While the Assad regime was responsible for the majority of the deaths and disappearances over the past 14 years, accountability is also needed for perpetrators of crimes from militias connected to the opposition, which became increasingly reactionary throughout the war. This includes militias from HTS and the Syrian National Army (SNA). The SNA in particular, formed in 2017 as a Turkish subsidiary, had repeatedly perpetrated crimes in the Kurdish-majority region of Afrin as the militia was used in service of Turkey’s goal of waging war on the Kurds. But after its takeover, the HTS-led transitional government incorporated militias like the SNA into its new national army, essentially allowing perpetrators of war crimes to retain their positions and receive governmental backing.
The initial absence of transitional justice or accountability for perpetrators, whether those within the Assad regime or the reactionary militias within the opposition, directly enabled sectarian massacres. One of the worst killings took place in March 2025 on the Syrian coast and was largely perpetrated by militias from the former SNA. The new leadership under al-Shar’aa claimed that its government was not responsible, but had it recognized the previous crimes of known perpetrators, these massacres could have been prevented.
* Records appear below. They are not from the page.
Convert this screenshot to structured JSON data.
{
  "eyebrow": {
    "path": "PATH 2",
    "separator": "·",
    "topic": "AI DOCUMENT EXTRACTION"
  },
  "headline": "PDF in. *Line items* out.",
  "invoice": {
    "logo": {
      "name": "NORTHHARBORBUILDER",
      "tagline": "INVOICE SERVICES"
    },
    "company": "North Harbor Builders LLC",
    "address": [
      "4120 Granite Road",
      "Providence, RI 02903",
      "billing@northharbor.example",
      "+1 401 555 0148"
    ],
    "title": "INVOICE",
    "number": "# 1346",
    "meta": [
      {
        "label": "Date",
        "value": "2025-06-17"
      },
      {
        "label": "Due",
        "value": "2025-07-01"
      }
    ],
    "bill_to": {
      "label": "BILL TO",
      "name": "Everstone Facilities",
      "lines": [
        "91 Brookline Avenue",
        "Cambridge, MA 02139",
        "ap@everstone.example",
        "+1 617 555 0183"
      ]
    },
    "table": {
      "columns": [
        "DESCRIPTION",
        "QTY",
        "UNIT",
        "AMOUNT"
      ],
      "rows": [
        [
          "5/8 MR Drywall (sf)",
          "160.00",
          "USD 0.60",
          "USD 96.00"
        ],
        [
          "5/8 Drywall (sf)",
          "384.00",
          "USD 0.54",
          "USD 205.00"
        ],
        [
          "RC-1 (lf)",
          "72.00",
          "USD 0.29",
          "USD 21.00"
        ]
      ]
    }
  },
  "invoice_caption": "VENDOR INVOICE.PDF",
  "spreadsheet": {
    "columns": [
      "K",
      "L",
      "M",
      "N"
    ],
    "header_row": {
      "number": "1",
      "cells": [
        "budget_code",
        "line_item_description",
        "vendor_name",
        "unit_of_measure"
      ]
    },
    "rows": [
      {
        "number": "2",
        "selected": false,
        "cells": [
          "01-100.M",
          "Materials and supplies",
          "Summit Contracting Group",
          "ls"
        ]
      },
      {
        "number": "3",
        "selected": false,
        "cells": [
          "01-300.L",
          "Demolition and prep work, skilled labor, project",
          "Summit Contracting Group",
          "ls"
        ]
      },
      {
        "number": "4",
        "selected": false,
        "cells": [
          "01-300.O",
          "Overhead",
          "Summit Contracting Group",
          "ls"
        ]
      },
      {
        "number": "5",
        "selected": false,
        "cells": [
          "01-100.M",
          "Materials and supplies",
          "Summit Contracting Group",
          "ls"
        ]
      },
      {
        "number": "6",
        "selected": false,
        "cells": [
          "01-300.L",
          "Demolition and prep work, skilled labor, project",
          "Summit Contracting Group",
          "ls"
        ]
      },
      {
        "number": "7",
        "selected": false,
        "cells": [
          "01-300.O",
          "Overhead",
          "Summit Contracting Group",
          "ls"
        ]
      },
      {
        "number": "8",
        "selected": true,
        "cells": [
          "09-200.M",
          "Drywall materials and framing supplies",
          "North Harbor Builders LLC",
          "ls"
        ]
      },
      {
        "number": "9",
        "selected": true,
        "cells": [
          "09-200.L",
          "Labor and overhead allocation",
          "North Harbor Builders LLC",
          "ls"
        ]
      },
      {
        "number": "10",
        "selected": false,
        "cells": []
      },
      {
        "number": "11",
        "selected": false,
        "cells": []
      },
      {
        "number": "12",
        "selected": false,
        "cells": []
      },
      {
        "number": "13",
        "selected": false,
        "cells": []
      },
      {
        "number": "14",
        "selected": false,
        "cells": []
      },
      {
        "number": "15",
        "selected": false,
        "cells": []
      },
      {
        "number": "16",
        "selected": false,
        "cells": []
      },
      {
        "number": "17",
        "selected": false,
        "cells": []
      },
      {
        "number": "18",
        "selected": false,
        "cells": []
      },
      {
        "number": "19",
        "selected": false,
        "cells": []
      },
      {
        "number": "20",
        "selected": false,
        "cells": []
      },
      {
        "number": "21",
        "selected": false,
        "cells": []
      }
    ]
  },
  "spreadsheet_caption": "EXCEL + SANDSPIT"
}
But accountability for individual perpetrators is only a first step. As with other civil wars and long-term intranational conflicts, there needs to be a readjustment in political priorities and power-sharing. Scholar and writer Mahmood Mamdani, for example, has cautioned against a focus on individual responsibility, especially without larger political justice and a change in political arrangements, as it would allow the cycle of sectarian violence to continue. In Syria under the Assad regime, the regime’s political system weaponized sectarianism, oppressing the Sunni majority and empowering the Alawite minority, gifting Alawites the majority of senior positions within the army among other benefits, and focusing the majority of barrel-bombs and mass killings on Sunni-majority areas throughout the counterrevolutionary war. But now, the script has flipped: Though Alawites themselves were largely dissatisfied with the regime, reactionary factions from the former opposition are now targeting them in revenge killings. What is needed now is a model that looks beyond the privileging of a single minority, sect, or ethnic group, and a creation of systems that enable structural equality — and certainly one not based on a sectarian model as exists in Lebanon or Iraq.
There are two options for Syria’s near future: an increasing descent into cycles of violence, with states like Israel and Turkey taking advantage of the fragmentation, or serious attempts at a post-Assad, transitional justice that focus not solely on individual accountability but on political justice and inclusive democratization.